I have a dataframe and a function to get random dates..

from datetime import time
import pandas as pd

def dates(start_date, end_date):
    start_date = date(start_date[0], start_date[1], start_date[2])
    end_date = date(end_date[0], end_date[1], end_date[2])
    
    days_delta = (end_date - start_date).days
    
    return start_date + timedelta(days=random.randrange(days_delta))


df = pd.Dataframe(index=range(100))

df['MOVE_OUT_DATE'] = date(9999, 12, 31)
df['MOVE_IN_DATE'] = [dates((2021, 1, 1), (2021, 6, 30)) for _ in range(df.shape[0])]

To get the difference in days I do this,

df['days_diff] = df['MOVE_OUT_DATE'] - df['MOVE_IN_DATE']

and this works fine in VS Code.
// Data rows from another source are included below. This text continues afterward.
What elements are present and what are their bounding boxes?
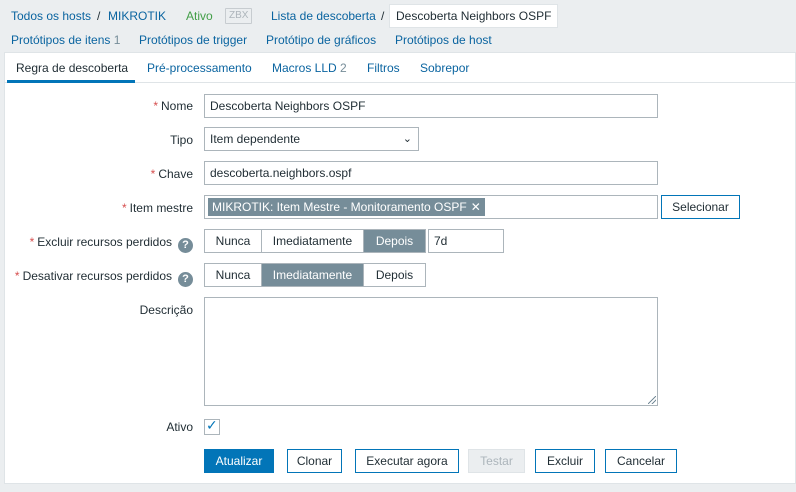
resize-handle-icon[interactable]	[648, 396, 656, 404]
tab-overrides[interactable]: Sobrepor	[420, 60, 469, 76]
disable-lost-option-after[interactable]: Depois	[364, 264, 425, 286]
name-label: * Nome	[153, 98, 193, 114]
name-input[interactable]: Descoberta Neighbors OSPF	[204, 94, 658, 118]
cancel-button[interactable]: Cancelar	[605, 449, 677, 473]
key-label-text: Chave	[158, 167, 193, 181]
description-textarea[interactable]	[204, 297, 658, 406]
type-label: Tipo	[170, 133, 193, 147]
delete-lost-option-after[interactable]: Depois	[364, 230, 425, 252]
enabled-checkbox[interactable]: ✓	[204, 417, 220, 435]
close-icon[interactable]: ✕	[471, 200, 481, 214]
help-icon[interactable]: ?	[178, 272, 193, 287]
delete-lost-period-input[interactable]: 7d	[428, 229, 504, 253]
clone-button[interactable]: Clonar	[287, 449, 342, 473]
required-mark: *	[150, 167, 156, 181]
active-tab-indicator	[7, 80, 135, 83]
required-mark: *	[153, 99, 158, 113]
breadcrumb-host-link[interactable]: MIKROTIK	[108, 8, 166, 24]
delete-button[interactable]: Excluir	[535, 449, 595, 473]
tab-bar: Regra de descoberta Pré-processamento Ma…	[5, 53, 795, 83]
required-mark: *	[121, 201, 127, 215]
breadcrumb-separator: /	[97, 9, 101, 23]
disable-lost-segmented-control: Nunca Imediatamente Depois	[204, 263, 426, 287]
form-panel: Regra de descoberta Pré-processamento Ma…	[4, 52, 796, 484]
tab-lld-macros-label[interactable]: Macros LLD	[272, 61, 337, 75]
disable-lost-label-text: Desativar recursos perdidos	[22, 269, 172, 283]
delete-lost-segmented-control: Nunca Imediatamente Depois	[204, 229, 426, 253]
key-label: * Chave	[151, 166, 193, 182]
tab-preprocessing[interactable]: Pré-processamento	[147, 60, 252, 76]
breadcrumb-separator: /	[381, 9, 385, 23]
disable-lost-option-never[interactable]: Nunca	[205, 264, 262, 286]
chevron-down-icon: ⌄	[402, 133, 412, 145]
trigger-prototypes-link[interactable]: Protótipos de trigger	[139, 32, 247, 48]
enabled-label: Ativo	[166, 420, 193, 434]
required-mark: *	[29, 235, 35, 249]
prototype-links: Protótipos de itens 1 Protótipos de trig…	[0, 30, 796, 52]
test-button[interactable]: Testar	[468, 449, 525, 473]
item-prototypes-count: 1	[113, 33, 121, 47]
name-label-text: Nome	[160, 99, 193, 113]
type-select-value: Item dependente	[210, 132, 301, 146]
tab-lld-macros[interactable]: Macros LLD 2	[272, 60, 347, 76]
tab-lld-macros-count: 2	[340, 61, 347, 75]
tab-filters[interactable]: Filtros	[367, 60, 400, 76]
update-button[interactable]: Atualizar	[204, 449, 274, 473]
master-item-label-text: Item mestre	[129, 201, 193, 215]
item-prototypes-link[interactable]: Protótipos de itens 1	[11, 32, 120, 48]
master-item-chip: MIKROTIK: Item Mestre - Monitoramento OS…	[208, 198, 485, 216]
delete-lost-label: * Excluir recursos perdidos?	[30, 234, 193, 253]
graph-prototypes-link[interactable]: Protótipo de gráficos	[266, 32, 376, 48]
breadcrumb: Todos os hosts / MIKROTIK Ativo ZBX List…	[0, 0, 796, 30]
checkmark-icon: ✓	[206, 417, 218, 433]
disable-lost-option-immediately[interactable]: Imediatamente	[262, 264, 364, 286]
execute-now-button[interactable]: Executar agora	[355, 449, 459, 473]
master-item-label: * Item mestre	[122, 200, 193, 216]
breadcrumb-current-item: Descoberta Neighbors OSPF	[389, 4, 559, 28]
select-master-item-button[interactable]: Selecionar	[661, 195, 740, 219]
zbx-availability-badge: ZBX	[225, 8, 253, 24]
help-icon[interactable]: ?	[178, 238, 193, 253]
disable-lost-label: * Desativar recursos perdidos?	[15, 268, 193, 287]
host-status-badge: Ativo	[186, 9, 213, 23]
master-item-multiselect[interactable]: MIKROTIK: Item Mestre - Monitoramento OS…	[204, 195, 658, 219]
tab-discovery-rule[interactable]: Regra de descoberta	[16, 60, 128, 76]
key-input[interactable]: descoberta.neighbors.ospf	[204, 161, 658, 185]
host-prototypes-link[interactable]: Protótipos de host	[395, 32, 492, 48]
delete-lost-option-never[interactable]: Nunca	[205, 230, 262, 252]
breadcrumb-all-hosts-link[interactable]: Todos os hosts	[11, 8, 91, 24]
master-item-chip-label: MIKROTIK: Item Mestre - Monitoramento OS…	[212, 200, 467, 214]
delete-lost-option-immediately[interactable]: Imediatamente	[262, 230, 364, 252]
type-select[interactable]: Item dependente ⌄	[204, 127, 419, 151]
item-prototypes-label[interactable]: Protótipos de itens	[11, 33, 110, 47]
required-mark: *	[14, 269, 20, 283]
breadcrumb-discovery-list-link[interactable]: Lista de descoberta	[271, 8, 376, 24]
delete-lost-label-text: Excluir recursos perdidos	[37, 235, 172, 249]
description-label: Descrição	[139, 303, 193, 317]
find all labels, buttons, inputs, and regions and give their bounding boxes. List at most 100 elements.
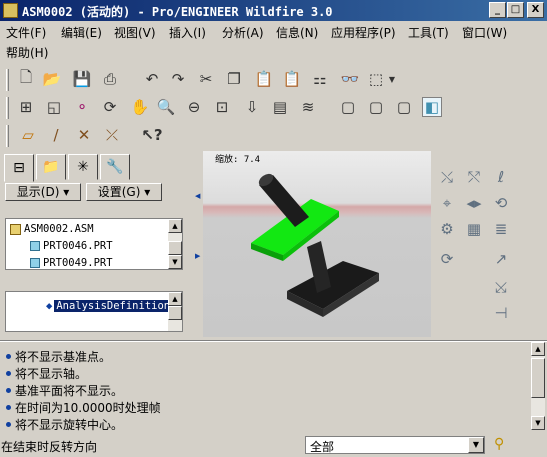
pan-hand-icon[interactable]: ✋ [130,97,150,117]
minimize-button[interactable]: _ [489,2,506,18]
selection-filter-select[interactable]: 全部 ▼ [305,436,485,454]
display-dropdown-button[interactable]: 显示(D) ▾ [5,183,81,201]
toolbar-grip[interactable] [6,69,9,91]
menu-tools[interactable]: 工具(T) [408,24,449,41]
datum-plane-display-icon[interactable]: ▱ [18,125,38,145]
scroll-thumb[interactable] [168,306,182,320]
tree-item-assembly[interactable]: ASM0002.ASM [10,223,94,235]
scroll-up-button[interactable]: ▲ [168,219,182,233]
panel-splitter[interactable]: ◀ ▶ [194,152,202,338]
redo-icon[interactable]: ↷ [168,69,188,89]
shading-icon[interactable]: ◧ [422,97,442,117]
splitter-arrow-icon[interactable]: ▶ [195,252,200,260]
message-scrollbar[interactable]: ▲ ▼ [531,342,545,430]
undo-icon[interactable]: ↶ [142,69,162,89]
orient-icon[interactable]: ⟳ [100,97,120,117]
menu-help[interactable]: 帮助(H) [6,44,48,61]
new-file-icon[interactable]: 🗋 [16,68,36,89]
find-binoculars-icon[interactable]: 👓 [340,69,360,89]
playback-icon[interactable]: ⤩ [490,276,512,298]
tree-item-part-1[interactable]: PRT0046.PRT [30,240,113,252]
scroll-up-button[interactable]: ▲ [531,342,545,356]
wireframe-icon[interactable]: ▢ [338,97,358,117]
motor-icon[interactable]: ⤯ [436,166,458,188]
scroll-down-button[interactable]: ▼ [531,416,545,430]
connection-icon[interactable]: ≣ [490,218,512,240]
hidden-line-icon[interactable]: ▢ [366,97,386,117]
select-box-icon[interactable]: ⬚ [366,69,386,89]
tree-scrollbar[interactable]: ▲ ▼ [168,219,182,269]
layers-icon[interactable]: ≋ [298,97,318,117]
datum-axis-display-icon[interactable]: / [46,125,66,145]
repaint-icon[interactable]: ◱ [44,97,64,117]
zoom-out-icon[interactable]: ⊖ [184,97,204,117]
scroll-up-button[interactable]: ▲ [168,292,182,306]
tab-favorites[interactable]: ✳ [68,154,98,180]
tab-model-tree[interactable]: ⊟ [4,154,34,182]
zoom-in-icon[interactable]: 🔍 [156,97,176,117]
menu-info[interactable]: 信息(N) [276,24,318,41]
menu-insert[interactable]: 插入(I) [169,24,206,41]
save-icon[interactable]: 💾 [72,69,92,89]
tree-item-part-2[interactable]: PRT0049.PRT [30,257,113,269]
scroll-thumb[interactable] [168,241,182,255]
mechanism-run-icon[interactable]: ⟳ [436,248,458,270]
menu-analysis[interactable]: 分析(A) [222,24,264,41]
spin-center-icon[interactable]: ⚬ [72,97,92,117]
toolbar-grip[interactable] [6,97,9,119]
regenerate-icon[interactable]: ⚏ [310,69,330,89]
gear-icon[interactable]: ⚙ [436,218,458,240]
analysis-icon[interactable]: ↗ [490,248,512,270]
saved-views-icon[interactable]: ▤ [270,97,290,117]
scroll-down-button[interactable]: ▼ [168,255,182,269]
gravity-icon[interactable]: ⟲ [490,192,512,214]
tab-folder-browser[interactable]: 📁 [36,154,66,180]
selection-indicator-icon[interactable]: ⚲ [494,436,504,452]
force-icon[interactable]: ◂▸ [463,192,485,214]
divider[interactable] [0,340,547,342]
status-hint: 在结束时反转方向 [1,440,98,454]
chevron-down-icon[interactable]: ▼ [468,437,484,453]
spring-icon[interactable]: ℓ [490,166,512,188]
model-tree: ASM0002.ASM PRT0046.PRT PRT0049.PRT ▲ ▼ [5,218,183,270]
damper-icon[interactable]: ⌖ [436,192,458,214]
message-area: 将不显示基准点。 将不显示轴。 基准平面将不显示。 在时间为10.0000时处理… [0,340,547,432]
tab-connections[interactable]: 🔧 [100,154,130,180]
status-bar: 在结束时反转方向 全部 ▼ ⚲ [0,433,547,457]
toolbar-grip[interactable] [6,125,9,147]
reorient-icon[interactable]: ⇩ [242,97,262,117]
splitter-arrow-icon[interactable]: ◀ [195,192,200,200]
refit-icon[interactable]: ⊡ [212,97,232,117]
graphics-window[interactable]: 缩放: 7.4 [203,151,431,337]
cut-icon[interactable]: ✂ [196,69,216,89]
print-icon[interactable]: ⎙ [100,69,120,89]
menu-file[interactable]: 文件(F) [6,24,46,41]
toolbar-row-3: ▱ / ✕ ⤫ ↖? [0,122,180,150]
close-button[interactable]: X [527,2,544,18]
context-help-icon[interactable]: ↖? [141,125,162,145]
chevron-down-icon[interactable]: ▼ [386,69,398,89]
menu-edit[interactable]: 编辑(E) [61,24,102,41]
menu-applications[interactable]: 应用程序(P) [331,24,396,41]
tree-item-analysis-definition[interactable]: ◆ AnalysisDefinition [46,300,173,312]
bullet-icon [6,422,11,427]
csys-display-icon[interactable]: ⤫ [102,125,122,145]
scroll-thumb[interactable] [531,358,545,398]
maximize-button[interactable]: □ [507,2,524,18]
bullet-icon [6,371,11,376]
paste-special-icon[interactable]: 📋 [282,69,302,89]
copy-icon[interactable]: ❐ [224,69,244,89]
settings-dropdown-button[interactable]: 设置(G) ▾ [86,183,162,201]
menu-view[interactable]: 视图(V) [114,24,156,41]
no-hidden-icon[interactable]: ▢ [394,97,414,117]
mechanism-toolbar: ⤯ ⤲ ℓ ⌖ ◂▸ ⟲ ⚙ ▦ ≣ ⟳ ↗ ⤩ ⊣ [433,152,547,338]
paste-icon[interactable]: 📋 [254,69,274,89]
point-display-icon[interactable]: ✕ [74,125,94,145]
bullet-icon [6,354,11,359]
servo-icon[interactable]: ⤲ [463,166,485,188]
model-tree-icon[interactable]: ⊞ [16,97,36,117]
analysis-tree-scrollbar[interactable]: ▲ [168,292,182,331]
open-folder-icon[interactable]: 📂 [42,69,62,89]
joint-icon[interactable]: ▦ [463,218,485,240]
menu-window[interactable]: 窗口(W) [462,24,507,41]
But it throws a "Python int too large to convert to C long" in Databricks. A screenshot of error is attached below, enter image description here

Any help or suggestion is appreciated. Thank you.

1
please provide a reproducible example, your current code is not giving a DataFrame - mozway

1 Answers

0
votes

I was able to get everything to work and I believe it is what you are trying to accomplish with your code

df = pd.DataFrame(pd.date_range('2021-01-01', '2021-06-01', freq = 'D'), columns = ['START_DATE'])
df['MOVE_OUT_DATE'] = '2260-12-31'
df['START_DATE'] = pd.to_datetime(df['START_DATE'])
df['MOVE_OUT_DATE'] = pd.to_datetime(df['MOVE_OUT_DATE'])
df['DAYS_DIFF'] = df['MOVE_OUT_DATE'] - df['START_DATE']
df

However, if you notice the 'MOVE_OUT_DATE' is only set to 2060 as anything long than that produced an error as the being to long. Could you take this and generate the results you want (if you converted it into a function)?